Promising you are connected, however, whether by an ankle or waist leash, you will be able to climb aboard once more.
Launch With Caution
Transferring yourself from land to water is often considered to be the most difficult part of paddleboarding. It is important to remember that certain areas, particularly those at sea and around boats, will be most susceptible to waves and rocking, so be sure to have extra caution.
Know Your Paddleboard Preference
Not every paddleboard is the same. Depending on your preference, there are a number of different types of paddleboard to suit you, including various sizes, styles, and designs. Individuals will also need to choose between a solid and inflatable paddleboard too.
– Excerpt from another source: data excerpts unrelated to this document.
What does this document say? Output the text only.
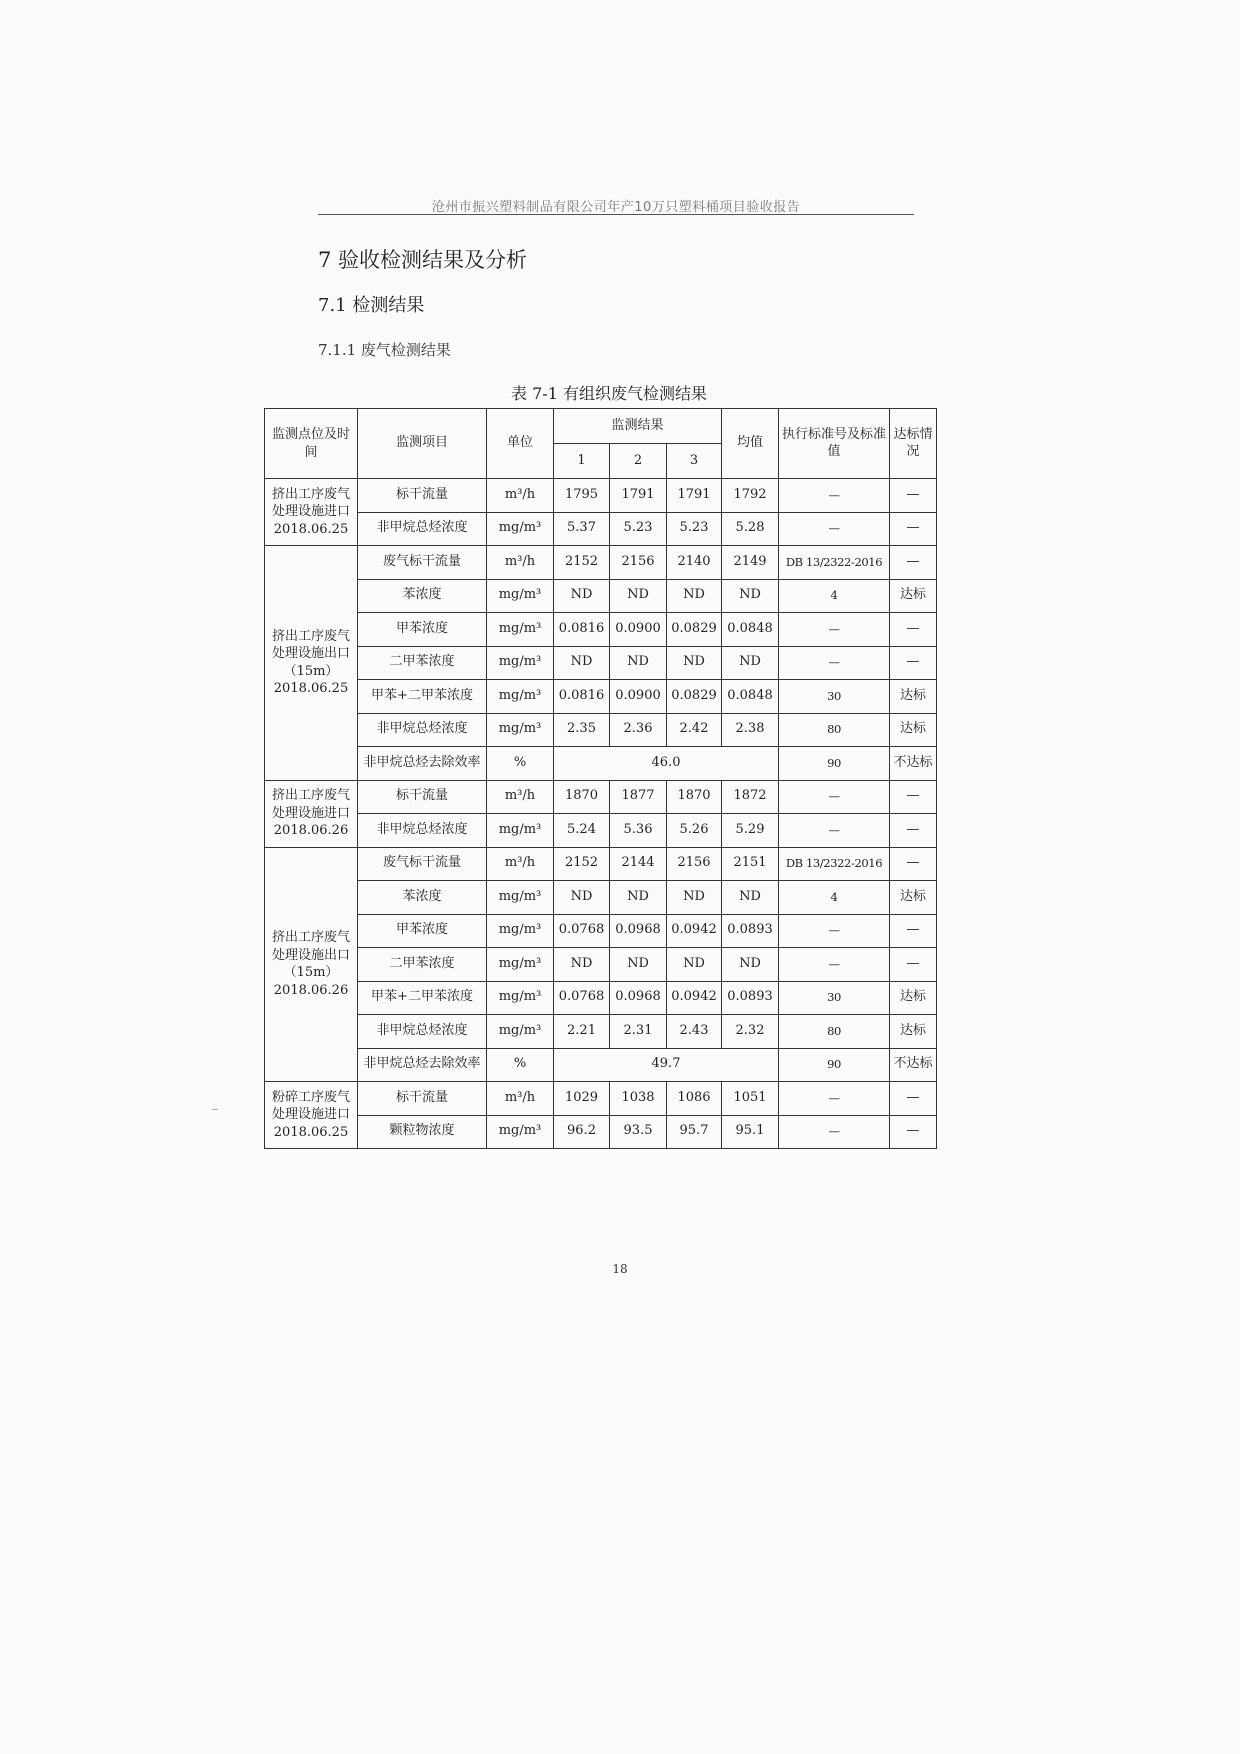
沧州市振兴塑料制品有限公司年产10万只塑料桶项目验收报告
7 验收检测结果及分析
7.1 检测结果
7.1.1 废气检测结果
表 7-1 有组织废气检测结果
监测点位及时间	监测项目	单位	监测结果			均值	执行标准号及标准值	达标情况
			1	2	3			
挤出工序废气处理设施进口2018.06.25	标干流量	m³/h	1795	1791	1791	1792	—	—
	非甲烷总烃浓度	mg/m³	5.37	5.23	5.23	5.28	—	—
挤出工序废气处理设施出口（15m）2018.06.25	废气标干流量	m³/h	2152	2156	2140	2149	DB 13/2322-2016	—
	苯浓度	mg/m³	ND	ND	ND	ND	4	达标
	甲苯浓度	mg/m³	0.0816	0.0900	0.0829	0.0848	—	—
	二甲苯浓度	mg/m³	ND	ND	ND	ND	—	—
	甲苯+二甲苯浓度	mg/m³	0.0816	0.0900	0.0829	0.0848	30	达标
	非甲烷总烃浓度	mg/m³	2.35	2.36	2.42	2.38	80	达标
	非甲烷总烃去除效率	%	46.0				90	不达标
挤出工序废气处理设施进口2018.06.26	标干流量	m³/h	1870	1877	1870	1872	—	—
	非甲烷总烃浓度	mg/m³	5.24	5.36	5.26	5.29	—	—
挤出工序废气处理设施出口（15m）2018.06.26	废气标干流量	m³/h	2152	2144	2156	2151	DB 13/2322-2016	—
	苯浓度	mg/m³	ND	ND	ND	ND	4	达标
	甲苯浓度	mg/m³	0.0768	0.0968	0.0942	0.0893	—	—
	二甲苯浓度	mg/m³	ND	ND	ND	ND	—	—
	甲苯+二甲苯浓度	mg/m³	0.0768	0.0968	0.0942	0.0893	30	达标
	非甲烷总烃浓度	mg/m³	2.21	2.31	2.43	2.32	80	达标
	非甲烷总烃去除效率	%	49.7				90	不达标
粉碎工序废气处理设施进口2018.06.25	标干流量	m³/h	1029	1038	1086	1051	—	—
	颗粒物浓度	mg/m³	96.2	93.5	95.7	95.1	—	—
18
There’s an ongoing discussion regarding the differences between both solid and inflatable boards but, for a beginner, one should primarily concern themselves with which is easiest for them to carry and store.
Handle Your Paddle
Correctly holding the paddle is important when on the water because failing to do so correctly will result in more exertion and less control. Additionally, it is important to remember that, when coming close to a wall or object in the water, do not use your paddle to push yourself away. Doing so is likely to leave you falling into the water!
Perspective Affects Balance
There’s an inclination among beginner paddleboarders to keep their eyes on their feet and body. Doing so, however, is actually counterproductive and will likely lead to difficulty balancing. Instead, it is most appropriate to keep your eyes on the horizon, as well as the direction you’d like to travel.
It may be difficult at first to pull your gaze away from yourself but it is actually much easier to both balance and navigate if you do.
Fall Off, Climb On
To overcome the anxiety many experience when first paddleboarding, it is recommended that individuals practice falling off of their board and climbing back on. This will relieve any potential stress and help paddleboarders to feel more comfortable and able to keep their cool when out on the water.